Tout remonte au mois de novembre 2018, quand l’OFROU met à l’enquête son projet, indiquant les lieux où il prévoit ses mesures de compensation. Problème: parmi ces parcelles, certaines sont occupées. Chez Gaëtan Pieren, le terrain choisi abrite des bâtiments maraîchers et de bétail, inscrits à la Centrale des autorisations en matière de construction depuis début 2018.

«Pendant plus de deux ans, ils n’étaient cependant pas sur les plans de l’OFROU», précise le trentenaire. Depuis, l’affaire étant en cours, la parcelle est bloquée au registre foncier. «J’ai encore des tunnels en attente de construction, mais je ne peux plus rien faire qui modifie la valeur du terrain.»

De nombreuses oppositions

La mise à l’enquête pour l’ensemble du chantier a débouché sur une centaine d’oppositions, toutes levées, comme l’a annoncé en début d’année le Département fédéral de l’environnement, des transports, de l’énergie et de la communication (DETEC). Parmi les arguments avancés: le fait que ces emprises ne seraient que provisoires.

«Mais la réalité, c’est qu’après m’avoir pris ce terrain où je fais pousser des légumes qui me rapportent, je récupérerai un terrain avec une forêt à entretenir, souligne Gaëtan Pieren. De plus, c’est ma parcelle principale. S’ils me la retirent, j’ai de grandes chances de passer sous le seuil d’unité de main-d’œuvre me permettant de recevoir les paiements directs.» Craignant pour la survie de son exploitation, Gaëtan Pieren a donc choisi de faire recours auprès du Tribunal administratif fédéral.

Manque de dialogue

«Étant agriculteur bio, le problème n’est pas celui de la biodiversité, constate Claude Peguiron, agriculteur de Mex faisant également appel. C’est plutôt celui de la déconnexion entre les experts ayant pris ces décisions et la réalité du terrain.» Si l’éleveur est agacé, c’est que, mi-septembre, durant une séance de conciliation avec l’OFROU, il s’est heurté à ce qu’il considère comme une décision unilatérale. «Si on n’avait rien eu à proposer, je comprendrais, mais nous leur avons montré d’autres parcelles. Ils ne sont pas entrés en matière.»

Leur argument? «On nous a dit que les terrains proposés en échange avaient plus de valeur écologique et qu’ils ne pouvaient donc pas être sélectionnés pour le reboisement, répond Claude Peguiron. Mais malgré nos demandes, nous n’avons pas pu rencontrer les experts à l’origine de ces évaluations.»
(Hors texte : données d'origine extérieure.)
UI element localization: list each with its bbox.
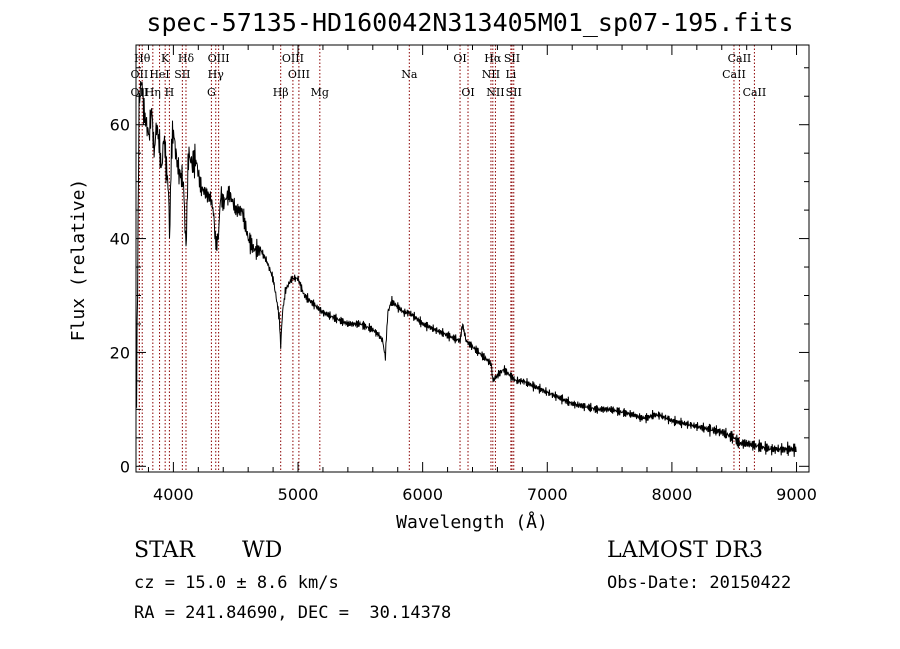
x-tick-label: 6000 (402, 485, 443, 504)
spectral-line-label: Hη (145, 86, 161, 99)
y-tick-label: 20 (110, 343, 130, 362)
spectral-line-label: OII (131, 86, 149, 99)
spectral-line-label: NII (486, 86, 504, 99)
spectral-line-label: SII (174, 68, 190, 81)
x-tick-label: 4000 (153, 485, 194, 504)
object-class: STAR (134, 538, 195, 563)
spectral-line-label: CaII (743, 86, 767, 99)
spectral-line-label: Hβ (273, 86, 289, 99)
x-axis-label: Wavelength (Å) (396, 511, 548, 533)
spectral-line-label: NII (482, 68, 500, 81)
plot-frame (135, 44, 810, 473)
spectral-line-label: K (161, 52, 170, 65)
object-subclass: WD (242, 538, 283, 563)
x-tick-label: 5000 (278, 485, 319, 504)
x-tick-label: 7000 (527, 485, 568, 504)
spectral-line-label: Hδ (178, 52, 195, 65)
y-tick-label: 0 (120, 457, 130, 476)
spectral-line-label: G (207, 86, 216, 99)
spectral-line-label: HeI (149, 68, 169, 81)
spectral-line-label: SII (506, 86, 522, 99)
spectral-line-label: OIII (282, 52, 304, 65)
x-tick-label: 9000 (776, 485, 817, 504)
spectral-line-label: H (165, 86, 175, 99)
spectral-line-label: Mg (311, 86, 329, 99)
spectral-line-label: Na (401, 68, 418, 81)
spectral-line-label: OIII (288, 68, 310, 81)
spectral-line-label: Li (505, 68, 516, 81)
spectral-line-label: Hγ (208, 68, 225, 81)
spectral-line-label: Hα (484, 52, 502, 65)
spectrum-line (136, 81, 797, 457)
spectral-line-label: CaII (722, 68, 746, 81)
chart-title: spec-57135-HD160042N313405M01_sp07-195.f… (146, 8, 793, 37)
survey-name: LAMOST DR3 (607, 538, 763, 563)
spectral-line-label: OII (131, 68, 149, 81)
y-axis-label: Flux (relative) (68, 179, 89, 342)
spectral-line-label: OIII (208, 52, 230, 65)
observation-date: Obs-Date: 20150422 (607, 573, 792, 593)
series-layer (136, 81, 797, 457)
spectral-line-label: OI (461, 86, 474, 99)
spectral-line-labels: Hθ OII OII K HeI Hη Hδ SII H OIII Hγ G OIII OIII Hβ Mg N… (131, 52, 767, 99)
x-tick-label: 8000 (652, 485, 693, 504)
y-tick-label: 40 (110, 230, 130, 249)
spectral-line-label: SII (504, 52, 520, 65)
spectral-line-markers (138, 45, 755, 472)
spectral-line-label: OI (453, 52, 466, 65)
spectral-line-label: CaII (728, 52, 752, 65)
spectral-line-label: Hθ (134, 52, 151, 65)
redshift-readout: cz = 15.0 ± 8.6 km/s (134, 573, 339, 593)
axis-ticks: 4000 5000 6000 7000 8000 9000 0 20 40 60 (110, 45, 817, 504)
coordinates-readout: RA = 241.84690, DEC = 30.14378 (134, 603, 452, 623)
y-tick-label: 60 (110, 116, 130, 135)
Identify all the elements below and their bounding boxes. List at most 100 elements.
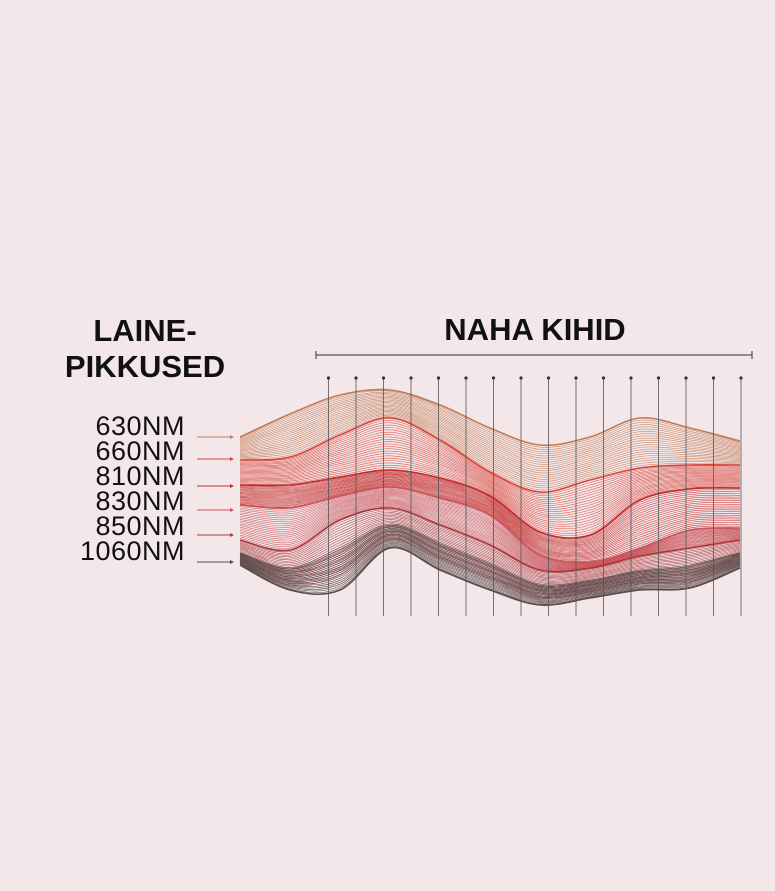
band-line	[239, 512, 741, 576]
band-line	[239, 519, 741, 582]
band-line	[239, 510, 741, 575]
band-line	[239, 393, 741, 452]
gridline-dot	[491, 376, 496, 380]
band-line	[239, 534, 741, 595]
band-line	[239, 494, 741, 566]
band-line	[239, 500, 741, 569]
band-line	[239, 485, 741, 561]
band-line	[239, 489, 741, 564]
band-line	[239, 545, 741, 604]
band-line	[239, 495, 741, 567]
band-line	[239, 402, 741, 467]
band-line	[239, 441, 741, 512]
arrow-head-icon	[230, 435, 234, 439]
gridline-dot	[354, 376, 358, 380]
arrow-head-icon	[230, 457, 234, 461]
band-line	[239, 507, 741, 573]
gridline-dot	[381, 376, 386, 380]
band-630nm	[239, 388, 741, 493]
band-line	[239, 537, 741, 598]
band-line	[239, 407, 741, 476]
gridline-dot	[739, 376, 743, 380]
band-line	[239, 436, 741, 508]
band-line	[239, 520, 741, 583]
gridline-dot	[684, 376, 688, 380]
band-line	[239, 513, 741, 577]
layers-bracket	[315, 351, 753, 359]
band-line	[239, 474, 741, 546]
gridline-dot	[519, 376, 523, 380]
band-line	[239, 395, 741, 457]
band-line	[239, 479, 741, 553]
band-line	[239, 404, 741, 472]
band-line	[239, 523, 741, 586]
arrow-head-icon	[230, 560, 234, 564]
band-line	[239, 516, 741, 580]
band-line	[239, 505, 741, 571]
band-1060nm	[239, 523, 741, 606]
band-line	[239, 413, 741, 486]
band-line	[239, 525, 741, 588]
wavelength-label-1060: 1060NM	[79, 536, 185, 566]
band-line	[239, 416, 741, 491]
band-line	[239, 499, 741, 568]
band-line	[239, 391, 741, 450]
wavelengths-heading: LAINE- PIKKUSED	[40, 313, 250, 385]
band-line	[239, 528, 741, 589]
band-line	[239, 486, 741, 564]
wavelength-arrows	[197, 435, 234, 564]
wavelengths-heading-line2: PIKKUSED	[64, 349, 226, 384]
band-line	[239, 403, 741, 469]
band-line	[239, 448, 741, 519]
wavelength-label-810: 810NM	[95, 461, 185, 491]
band-line	[239, 491, 741, 565]
band-line	[239, 424, 741, 499]
wavelengths-heading-line1: LAINE-	[93, 313, 197, 348]
arrow-head-icon	[230, 508, 234, 512]
layer-gridlines	[326, 376, 743, 616]
band-line	[239, 471, 741, 542]
band-line	[239, 412, 741, 484]
band-line	[239, 415, 741, 489]
band-line	[239, 420, 741, 495]
band-line	[239, 492, 741, 565]
band-line	[239, 535, 741, 596]
band-line	[239, 453, 741, 523]
gridline-dot	[601, 376, 606, 380]
band-line	[239, 522, 741, 584]
wavelength-label-850: 850NM	[95, 511, 185, 541]
band-line	[239, 536, 741, 597]
band-line	[239, 410, 741, 480]
gridline-dot	[546, 376, 551, 380]
band-line	[239, 501, 741, 570]
band-line	[239, 422, 741, 497]
band-line	[239, 417, 741, 493]
band-line	[239, 394, 741, 455]
gridline-dot	[656, 376, 661, 380]
band-line	[239, 438, 741, 510]
band-line	[239, 462, 741, 532]
band-line	[239, 482, 741, 558]
band-line	[239, 542, 741, 601]
band-line	[239, 514, 741, 579]
band-line	[239, 470, 741, 540]
band-line	[239, 497, 741, 567]
wavelength-label-630: 630NM	[95, 411, 185, 441]
gridline-dot	[436, 376, 441, 380]
band-line	[239, 482, 741, 557]
band-line	[239, 546, 741, 606]
wavelength-label-830: 830NM	[95, 486, 185, 516]
band-line	[239, 390, 741, 448]
band-line	[239, 504, 741, 571]
band-line	[239, 388, 741, 447]
gridline-dot	[711, 376, 716, 380]
band-line	[239, 533, 741, 594]
band-line	[239, 411, 741, 482]
gridline-dot	[409, 376, 413, 380]
band-line	[239, 473, 741, 544]
band-line	[239, 398, 741, 461]
band-line	[239, 431, 741, 504]
band-810nm	[239, 469, 741, 563]
band-line	[239, 476, 741, 549]
band-line	[239, 478, 741, 551]
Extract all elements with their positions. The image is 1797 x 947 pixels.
Des compensations peu réalistes

L’agriculteur déplore des propositions de compensation peu réalistes. «Sous la parcelle visée se trouve une conduite d’eau alimentant la commune. Cela ne fait pas de sens d’y planter des arbres dont les racines pourraient mettre à mal les tuyaux.» D’autant que cette parcelle lui permet aujourd’hui de déplacer à pied ses bêtes d’un bout à l’autre du domaine, ce qu’il ne pourrait plus faire si le terrain venait à être boisé. «Ils m’ont proposé d’aménager un chemin, mais cela me ferait perdre de la surface… et qui se chargerait ensuite de l’entretenir?»

Évoquée, la question d’une indemnisation financière estimée par les services compétents ne s’est, quant à elle, pas accompagnée de proposition concrète, selon les agriculteurs. Contactés, l’OFROU et le DETEC ne souhaitent pas s’exprimer sur la procédure en cours. Dans l’attente d’une décision du Tribunal administratif fédéral, Gaëtan Pieren et Claude Peguiron ont pour l’heure une certitude: tous deux sont prêts à aller défendre leurs intérêts jusqu’au Tribunal fédéral, s’il le faut.